Da uno degli edifici uscì, a passo svelto, una donna non molto

alta, sulla quarantina. La naturale eleganza nell’incedere strideva coi

movimenti nervosi dettati dalla fretta. Portava una grande borsa e in

spalla uno zainetto con una ballerina rosa dipinta sopra; su un

braccio reggeva uno spolverino e un piccolo soprabito che

all’improvviso le cadde, costringendola a fermarsi per raccattarlo. Si

voltò e disse qualcosa in direzione dell’androne buio alle sue spalle.

Dopo qualche attimo, dall’ombra emerse una bambina.

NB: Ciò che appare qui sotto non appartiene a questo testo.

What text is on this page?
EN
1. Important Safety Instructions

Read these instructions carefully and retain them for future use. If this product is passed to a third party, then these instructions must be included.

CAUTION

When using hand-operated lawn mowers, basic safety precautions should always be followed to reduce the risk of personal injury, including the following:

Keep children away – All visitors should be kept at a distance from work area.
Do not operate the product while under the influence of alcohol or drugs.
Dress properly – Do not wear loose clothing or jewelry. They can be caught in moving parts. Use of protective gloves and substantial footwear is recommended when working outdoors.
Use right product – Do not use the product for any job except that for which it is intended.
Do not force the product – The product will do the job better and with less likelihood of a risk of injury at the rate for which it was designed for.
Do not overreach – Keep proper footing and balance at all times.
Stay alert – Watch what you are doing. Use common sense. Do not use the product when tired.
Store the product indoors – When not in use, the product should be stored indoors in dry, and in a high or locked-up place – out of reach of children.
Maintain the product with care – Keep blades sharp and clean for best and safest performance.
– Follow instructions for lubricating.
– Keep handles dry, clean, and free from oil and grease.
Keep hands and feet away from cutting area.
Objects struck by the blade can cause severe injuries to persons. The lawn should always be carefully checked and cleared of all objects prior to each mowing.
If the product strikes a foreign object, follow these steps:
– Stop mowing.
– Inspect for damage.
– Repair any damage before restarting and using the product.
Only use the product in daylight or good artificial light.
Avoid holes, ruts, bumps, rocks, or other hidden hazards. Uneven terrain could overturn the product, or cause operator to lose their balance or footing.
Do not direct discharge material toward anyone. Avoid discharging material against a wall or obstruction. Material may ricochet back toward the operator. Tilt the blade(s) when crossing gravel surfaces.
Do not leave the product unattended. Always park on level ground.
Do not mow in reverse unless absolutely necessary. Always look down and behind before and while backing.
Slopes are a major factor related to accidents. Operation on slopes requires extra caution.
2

Indossava

una divisa scolastica, composta da una gonnellina blu a pieghe e da

una giacca dello stesso colore sopra una camicetta bianca, abbinata

a una sottile cravatta. Aveva i capelli raccolti in due treccine, ai lati

della testa. Camminava lenta e svogliata, trascinando i piedi. La

donna sospirò contrariata e abbassò le spalle di scatto. Quindi si

rivolse ancora alla piccola, che s’impuntò rimanendo ferma.